Physical, mental and emotional well-being are all connected. The nation-wide shortage of mental and behavioral services, untreated mood and anxiety disorders are leading to higher levels of addiction.

Why Give Hope? Because…

Physical, mental and emotional well-being are all connected. For many patients seeking help for anxiety, depression or substance use disorder, the isolation and accompanying stigma has compromised their ability to feel hopeful about their future. Hope is a key ingredient in fostering resiliency and overall emotional and physical wellbeing.

We Give Hope Because…

  • A man in his early 20’s shouldn’t have to be paralyzed by severe anxiety.
  • A single mom of two toddlers suffering from depression shouldn’t delay getting help due to childcare.
  • A teenage girl shouldn’t suffer from severe migraines from being bullied.
  • A father who lost one son to a drug overdose shouldn’t have to worry for his brother.
  • A 37-year-old woman dying of brain cancer, shouldn’t have to worry about the impact on her children.
  • A 39-year-old who left her abusive husband one night to protect herself shouldn’t have to live with the grief and memory of witnessing his suicide.


  • New Hampshire ranks #1 in drug-related deaths among 12- to 25-year-olds
  • 90% of suicides are a result of a mental disorder
  • 11% of NH adolescents age 12-17 report illicit drug use (higher than national average)*
  • 20% of age 12-20 report binge-drinking (higher than national average)*
  • 422 drug overdose deaths in NH (2015) = highest rate drug overdose deaths in nation
  • Drug overdoses are now the leading cause of death among Americans under 50.
  • Drug overdose is the leading cause of accidental death in the U.S.
  • 47,055 lethal overdoses in 2014, 18,893 of which were related to prescription painkillers and 10,574 to heroin.
  • 4.2 million Americans reported using heroin at least once in their life, and of this number, an estimated 23 percent become addicted to the drug.

* National Institute on Drug Abuse


NIKI’S STORY: The fight to stay sober

“I lost my dad when I was 16 and that was kind of the onset of my life spiraling down. It started with a lot of drinking. After high school, I became addicted to Percocet. After 3 years using Percocet and alcohol, I went to detox at an area hospital for five days. I left withdrawing worse than I was when I went in. I then thought it was a great idea to go to the methadone clinic. I was there for about three months and quit cold turkey, knowing that I might have withdrawal symptoms. I haven’t touched Percocet since, but over the next 5 years, I was a binging alcoholic, stopping only during my pregnancies.

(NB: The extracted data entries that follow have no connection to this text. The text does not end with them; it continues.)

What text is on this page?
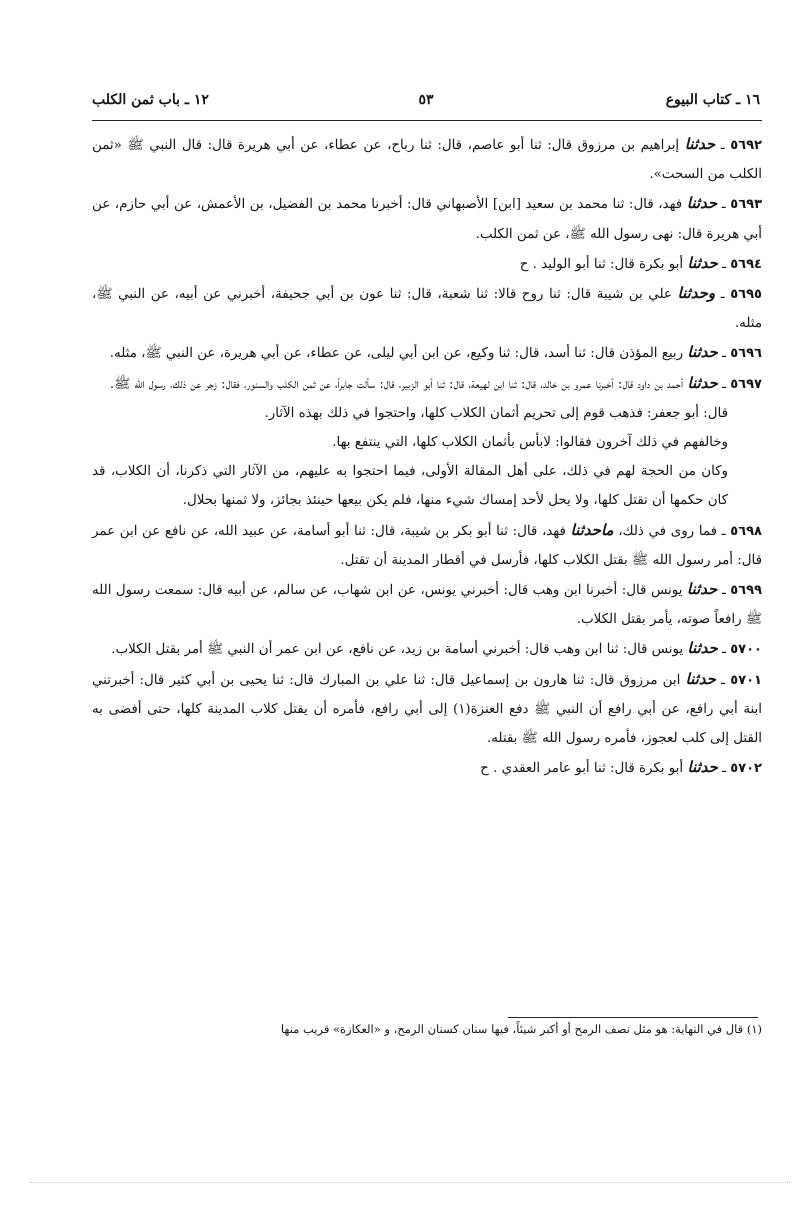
١٦ ـ كتاب البيوع
٥٣
١٢ ـ باب ثمن الكلب

٥٦٩٢ ـ حدثنا إبراهيم بن مرزوق قال: ثنا أبو عاصم، قال: ثنا رباح، عن عطاء، عن أبي هريرة قال: قال النبي ﷺ «ثمن الكلب من السحت».

٥٦٩٣ ـ حدثنا فهد، قال: ثنا محمد بن سعيد [ابن] الأصبهاني قال: أخبرنا محمد بن الفضيل، بن الأعمش، عن أبي حازم، عن أبي هريرة قال: نهى رسول الله ﷺ، عن ثمن الكلب.

٥٦٩٤ ـ حدثنا أبو بكرة قال: ثنا أبو الوليد . ح

٥٦٩٥ ـ وحدثنا علي بن شيبة قال: ثنا روح قالا: ثنا شعبة، قال: ثنا عون بن أبي جحيفة، أخبرني عن أبيه، عن النبي ﷺ، مثله.

٥٦٩٦ ـ حدثنا ربيع المؤذن قال: ثنا أسد، قال: ثنا وكيع، عن ابن أبي ليلى، عن عطاء، عن أبي هريرة، عن النبي ﷺ، مثله.

٥٦٩٧ ـ حدثنا أحمد بن داود قال: أخبرنا عمرو بن خالد، قال: ثنا ابن لهيعة، قال: ثنا أبو الزبير، قال: سألت جابراً، عن ثمن الكلب والسنور، فقال: زجر عن ذلك، رسول الله ﷺ.

قال: أبو جعفر: فذهب قوم إلى تحريم أثمان الكلاب كلها، واحتجوا في ذلك بهذه الآثار.

وخالفهم في ذلك آخرون فقالوا: لابأس بأثمان الكلاب كلها، التي ينتفع بها.

وكان من الحجة لهم في ذلك، على أهل المقالة الأولى، فيما احتجوا به عليهم، من الآثار التي ذكرنا، أن الكلاب، قد كان حكمها أن تقتل كلها، ولا يحل لأحد إمساك شيء منها، فلم يكن بيعها حينئذ بجائز، ولا ثمنها بحلال.

٥٦٩٨ ـ فما روى في ذلك، ماحدثنا فهد، قال: ثنا أبو بكر بن شيبة، قال: ثنا أبو أسامة، عن عبيد الله، عن نافع عن ابن عمر قال: أمر رسول الله ﷺ بقتل الكلاب كلها، فأرسل في أقطار المدينة أن تقتل.

٥٦٩٩ ـ حدثنا يونس قال: أخبرنا ابن وهب قال: أخبرني يونس، عن ابن شهاب، عن سالم، عن أبيه قال: سمعت رسول الله ﷺ رافعاً صوته، يأمر بقتل الكلاب.

٥٧٠٠ ـ حدثنا يونس قال: ثنا ابن وهب قال: أخبرني أسامة بن زيد، عن نافع، عن ابن عمر أن النبي ﷺ أمر بقتل الكلاب.

٥٧٠١ ـ حدثنا ابن مرزوق قال: ثنا هارون بن إسماعيل قال: ثنا علي بن المبارك قال: ثنا يحيى بن أبي كثير قال: أخبرتني ابنة أبي رافع، عن أبي رافع أن النبي ﷺ دفع العنزة(١) إلى أبي رافع، فأمره أن يقتل كلاب المدينة كلها، حتى أفضى به القتل إلى كلب لعجوز، فأمره رسول الله ﷺ بقتله.

٥٧٠٢ ـ حدثنا أبو بكرة قال: ثنا أبو عامر العقدي . ح

(١) قال في النهاية: هو مثل نصف الرمح أو أكبر شيئاً، فيها سنان كسنان الرمح، و «العكازة» قريب منها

From August 2015 to June 2016, I was drinking daily. Initially, it was just on my lunch break and when I got home from work. Then, it escalated to my morning break and on my way home from work, too. I put my job on the line, but even after an involuntary unpaid week off, I still continued to drink. Thursday, June 23, 2016, was the day I finally got myself some help. I had my boyfriend bring me to the ER, drinking right up until I walked in. I had to detox for three hours because my blood alcohol level was more than twice the legal limit and I was too intoxicated to talk to anyone. When I left, I did a 12-day detox at Southern NH Medical Center’s inpatient Behavioral Health unit. I then agreed to go to an inpatient rehab program in Florida for six weeks. After, I started Southern’s Intensive Outpatient Program which supports those with substance use disorder. After my 16 sessions, I transitioned to the aftercare group. I now have 16 months of sobriety with many more to come.

I am extremely blessed and thankful for all of the knowledge and support that I have received at Southern NH Health (SNHH) and continue to receive. I don’t think I would have made it to where I am today without SNHH!

This program saves lives, and I am living proof."